Die zweite Session begann genauso katastrophal. Ein taktischer Fehler von Lisowski und McGill stahl den ersten Frame auf Schwarz. Auch die nächsten beiden gingen an ihn. Doch dann wachte Lisowski auf und ich kam doch noch auf meine Kosten. Es gelang ihm, vier Frames in Folge zu gewinnen, bevor McGill den letzten Frame holen konnte. Dabei versuchte Lisowski sogar noch ein Maximumbreak, scheiterte aber leider an der 13. Schwarzen. Mit Lisowski 5–11 McGill ging es in die letzte Session.
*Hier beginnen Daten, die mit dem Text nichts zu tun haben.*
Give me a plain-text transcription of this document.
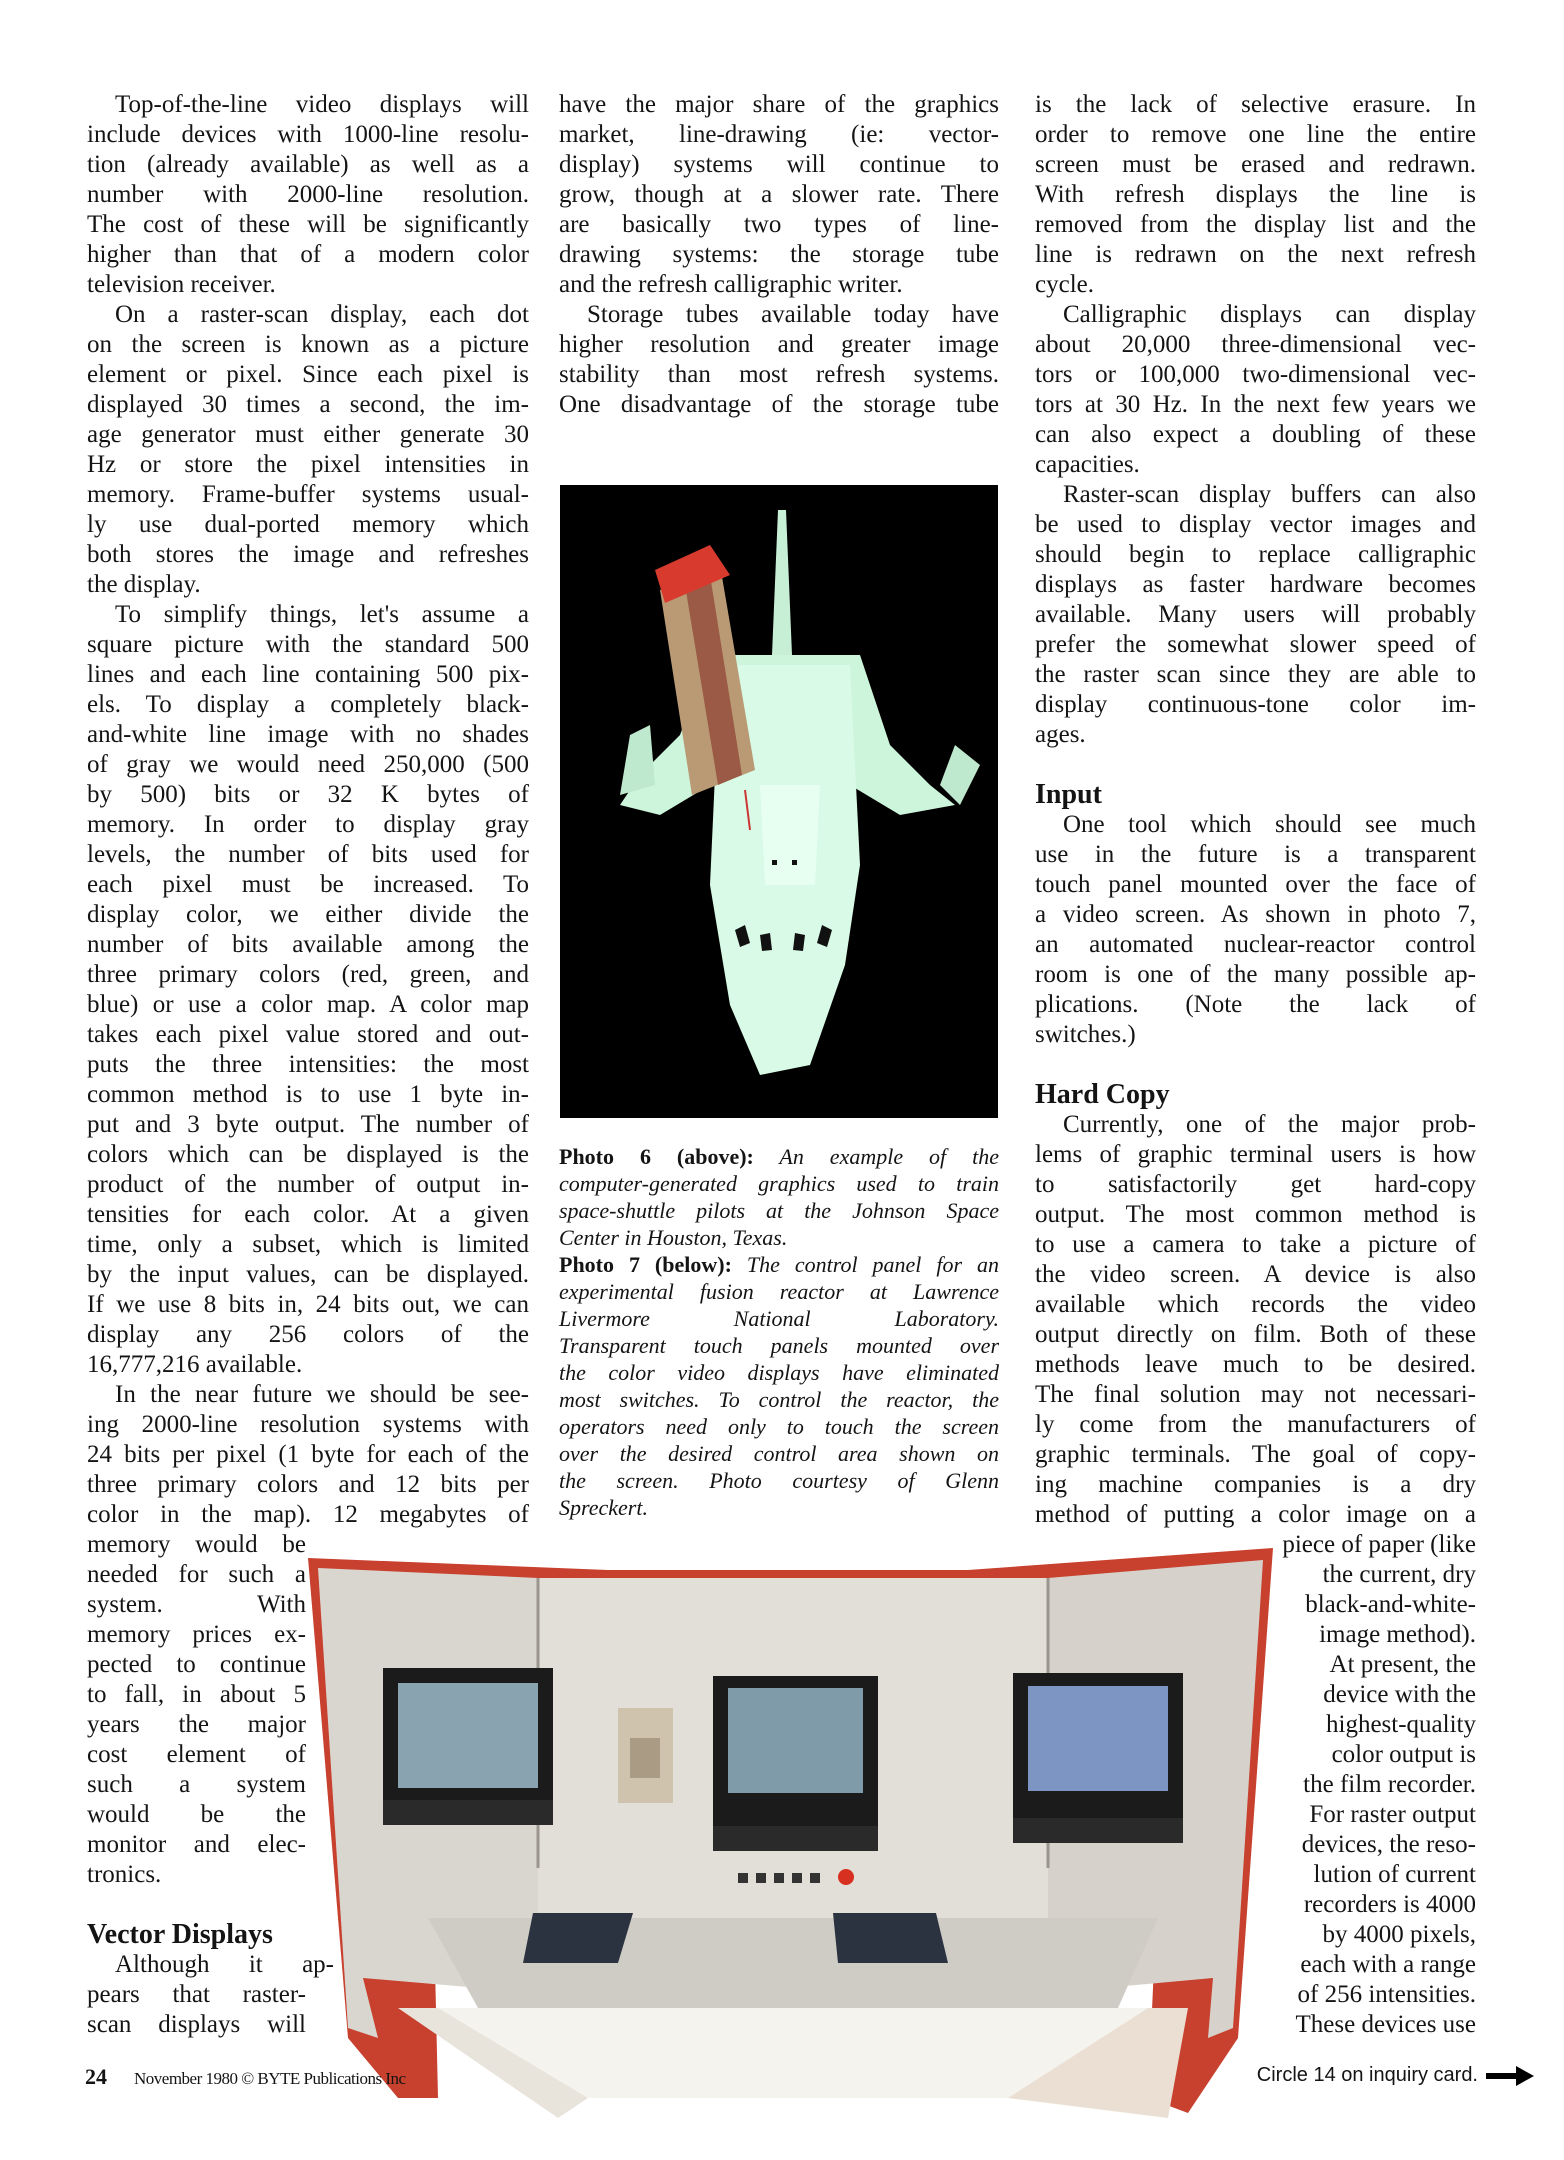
Top-of-the-line video displays will
include devices with 1000-line resolu-
tion (already available) as well as a
number with 2000-line resolution.
The cost of these will be significantly
higher than that of a modern color
television receiver.
On a raster-scan display, each dot
on the screen is known as a picture
element or pixel. Since each pixel is
displayed 30 times a second, the im-
age generator must either generate 30
Hz or store the pixel intensities in
memory. Frame-buffer systems usual-
ly use dual-ported memory which
both stores the image and refreshes
the display.
To simplify things, let's assume a
square picture with the standard 500
lines and each line containing 500 pix-
els. To display a completely black-
and-white line image with no shades
of gray we would need 250,000 (500
by 500) bits or 32 K bytes of
memory. In order to display gray
levels, the number of bits used for
each pixel must be increased. To
display color, we either divide the
number of bits available among the
three primary colors (red, green, and
blue) or use a color map. A color map
takes each pixel value stored and out-
puts the three intensities: the most
common method is to use 1 byte in-
put and 3 byte output. The number of
colors which can be displayed is the
product of the number of output in-
tensities for each color. At a given
time, only a subset, which is limited
by the input values, can be displayed.
If we use 8 bits in, 24 bits out, we can
display any 256 colors of the
16,777,216 available.
In the near future we should be see-
ing 2000-line resolution systems with
24 bits per pixel (1 byte for each of the
three primary colors and 12 bits per
color in the map). 12 megabytes of
memory would be
needed for such a
system. With
memory prices ex-
pected to continue
to fall, in about 5
years the major
cost element of
such a system
would be the
monitor and elec-
tronics.
Vector Displays
Although it ap-
pears that raster-
scan displays will
have the major share of the graphics
market, line-drawing (ie: vector-
display) systems will continue to
grow, though at a slower rate. There
are basically two types of line-
drawing systems: the storage tube
and the refresh calligraphic writer.
Storage tubes available today have
higher resolution and greater image
stability than most refresh systems.
One disadvantage of the storage tube
is the lack of selective erasure. In
order to remove one line the entire
screen must be erased and redrawn.
With refresh displays the line is
removed from the display list and the
line is redrawn on the next refresh
cycle.
Calligraphic displays can display
about 20,000 three-dimensional vec-
tors or 100,000 two-dimensional vec-
tors at 30 Hz. In the next few years we
can also expect a doubling of these
capacities.
Raster-scan display buffers can also
be used to display vector images and
should begin to replace calligraphic
displays as faster hardware becomes
available. Many users will probably
prefer the somewhat slower speed of
the raster scan since they are able to
display continuous-tone color im-
ages.
Input
One tool which should see much
use in the future is a transparent
touch panel mounted over the face of
a video screen. As shown in photo 7,
an automated nuclear-reactor control
room is one of the many possible ap-
plications. (Note the lack of
switches.)
Hard Copy
Currently, one of the major prob-
lems of graphic terminal users is how
to satisfactorily get hard-copy
output. The most common method is
to use a camera to take a picture of
the video screen. A device is also
available which records the video
output directly on film. Both of these
methods leave much to be desired.
The final solution may not necessari-
ly come from the manufacturers of
graphic terminals. The goal of copy-
ing machine companies is a dry
method of putting a color image on a
piece of paper (like
the current, dry
black-and-white-
image method).
At present, the
device with the
highest-quality
color output is
the film recorder.
For raster output
devices, the reso-
lution of current
recorders is 4000
by 4000 pixels,
each with a range
of 256 intensities.
These devices use
Photo 6 (above): An example of the
computer-generated graphics used to train
space-shuttle pilots at the Johnson Space
Center in Houston, Texas.
Photo 7 (below): The control panel for an
experimental fusion reactor at Lawrence
Livermore National Laboratory.
Transparent touch panels mounted over
the color video displays have eliminated
most switches. To control the reactor, the
operators need only to touch the screen
over the desired control area shown on
the screen. Photo courtesy of Glenn
Spreckert.
24 November 1980 © BYTE Publications Inc	Circle 14 on inquiry card.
Dort gelang es ihm tatsächlich, Druck aufzubauen und die ersten zwei Frames in einem Rutsch zu gewinnen. Im 19. Frame zeigte McGill dann richtig Nerven. Erst verschoss er Schwarz vom Punkt, später eine Rote auf die Ecktasche. Zwei Chancen reichten für Lisowski zum erneuten Framegewinn. Nun stand es nur noch 8–11. Der 19. Frame war umkämpft und wir sahen Fehler, einen versenkten Spielball und zufällige Safeties. Am Ende war McGill der erleichterte Sieger. Das Publikum freute sich, dass es noch ein Midsession Interval gab, denn mittlerweile war das Spiel am anderen Tisch schon beendet.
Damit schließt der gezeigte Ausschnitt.